Relying on human workers’ willingness to do tedious data capture tasks is also becoming a risky business model. Labor shortages, a millennial and Gen Z workforce, and the rise of the gig economy, are all raising employee expectations.
Customer expectations are rising too, and brand loyalty is on the decline. This makes delivering consistently excellent customer experience more important than ever.
Every hour wasted by inefficient data capture is an hour away from the more valuable job of engaging with customers. Today’s shoppers also want in-store experiences to match the ease of e-commerce. That’s hard to achieve if vital information can’t be accessed instantly on the shop floor.
It’s time to make data capture smarter
It doesn’t have to be this way. Today’s computing capabilities put fixing data capture within our grasp.
A new wave of smart data capture solutions are moving beyond labor-intensive processes such as scanning individual barcodes. They can scan many objects simultaneously, and combine multiple inputs (barcodes, text, IDs, objects). And they make data capture work harder by giving workers and customers back immediate, real-time insights.
Smart data capture shifts and upskills
Smart data capture enables better real-time decision-making, automates workflows at scale, and enhances employee and customer engagement.
It does this by shifting to technology the repetitive, mundane tasks that humans dislike and aren’t very good at. At the same time, it upskills and empowers us to do what we do best, better.
What is Smart Data Capture?
Smart data capture empowers businesses to capture and access real-time data using any smart device with a camera. It can be deployed into any ecosystem or application.
No artificial intelligence system can beat humans at empathy, creativity or flexibility. No machine can deliver a package to the second story of an apartment complex, provide bedside care, or give customers the personal assistance that differentiates an experience.

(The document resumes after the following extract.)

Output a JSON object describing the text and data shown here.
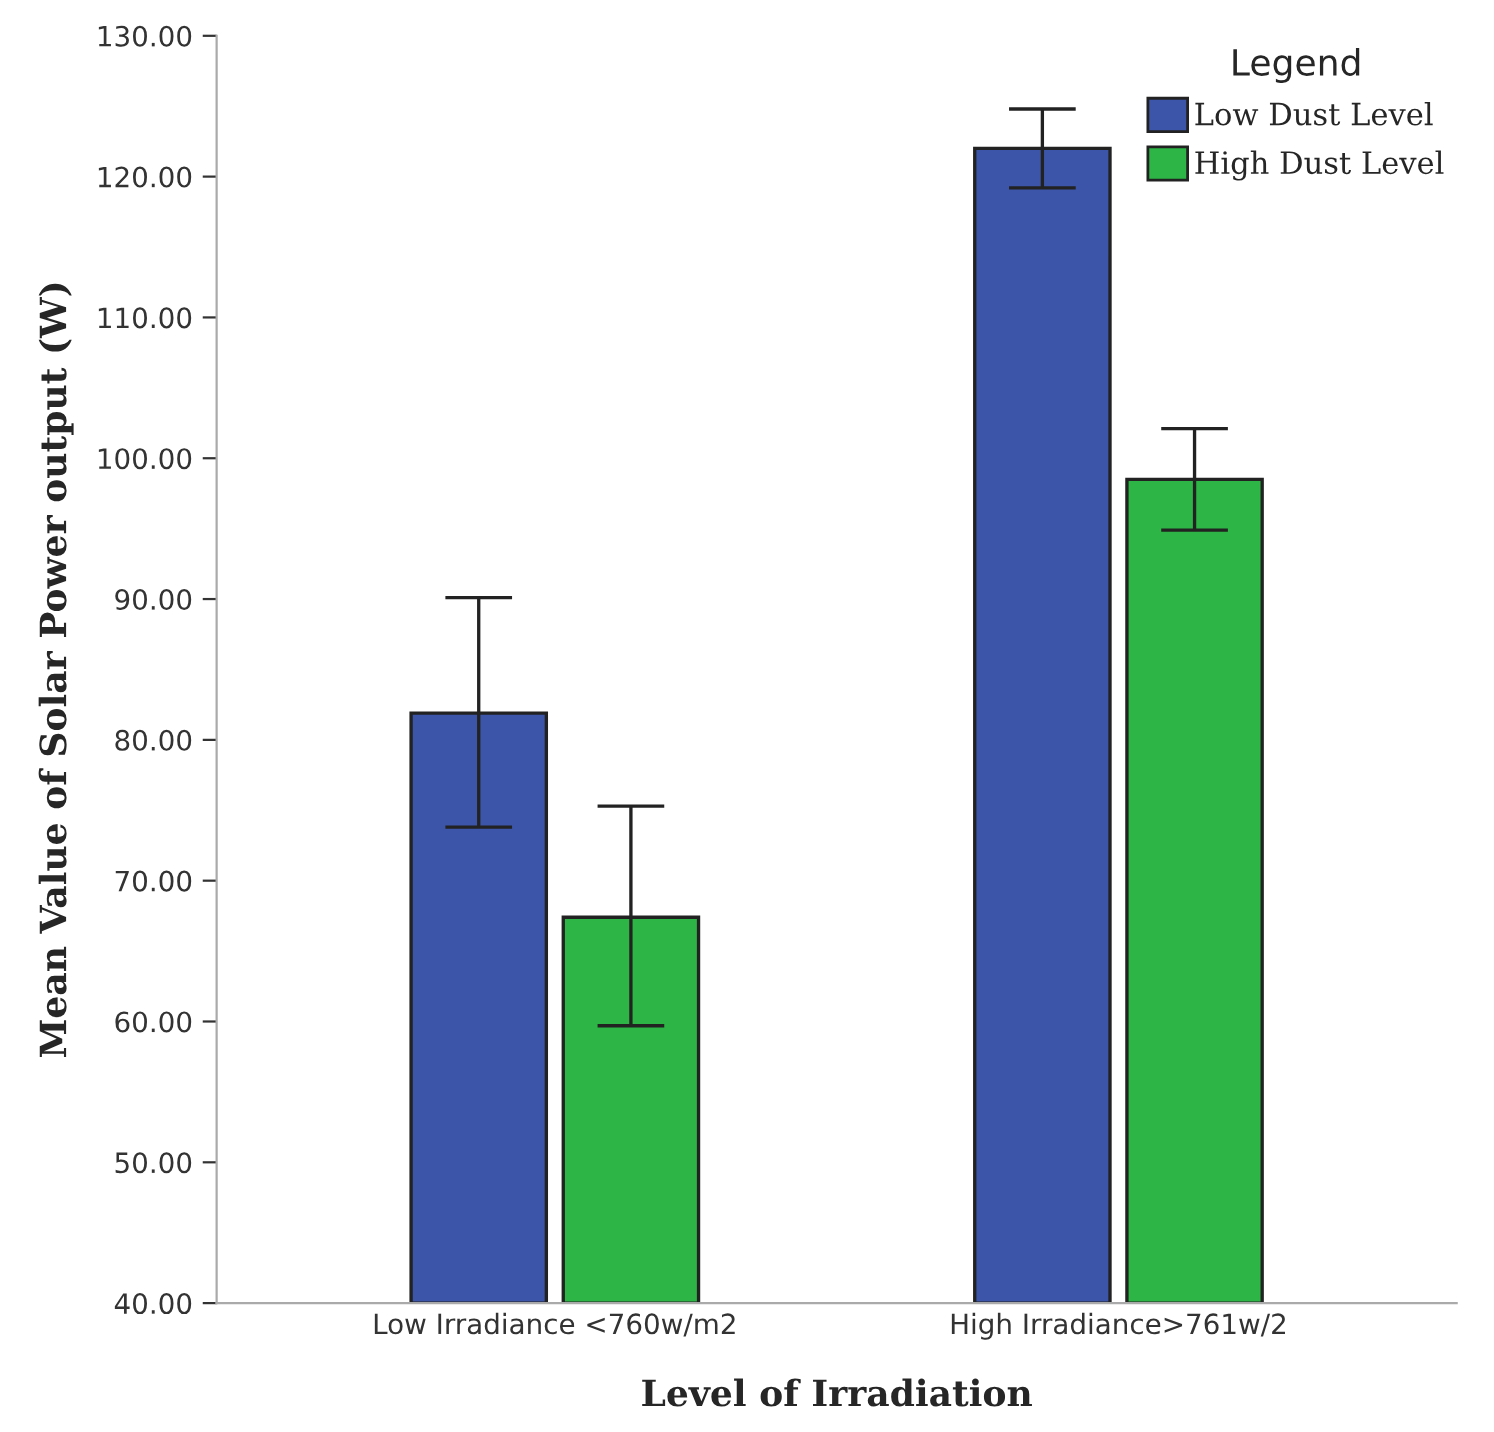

But smart data capture can give us more space to use these skills, and the real-time information we need to act at our fullest potential.
4 examples of smart data capture at work
- At your desk: Remember how tedious expenses used to be? Writing or typing out the forms, and stapling receipts to the back? Now, we just take a photo. Automated data capture apps analyze it and generate an expense report in seconds.
- In a warehouse: Receiving goods using smart data capture software can be ten times faster. It also provides insights such as identifying which products are about to go out of date so these can be prioritized for shipping.
- On a shop floor: Using smartphones or tablets, store associates and customers can scan products and get instant access to actionable insights and detailed product data. More intelligent data capture helps us all make quicker, better and more informed decisions in the moment when it matters.
- Delivering parcels: Delivery drivers can use smart devices to scan every parcel in the back of a van at once. They can pick out their next parcel fast, or check real-time delivery instructions. The same device can also scan IDs and automate age verification for age-restricted goods.
Smart data capture solves the pain point of data capture
For decades, it’s seemed just a part of life that we waste billions of hours capturing data inefficiently – and that it won’t be of any use to us at the point of collection. With smart data capture, we can solve this endemic problem.
Let’s take back our time – and make it count.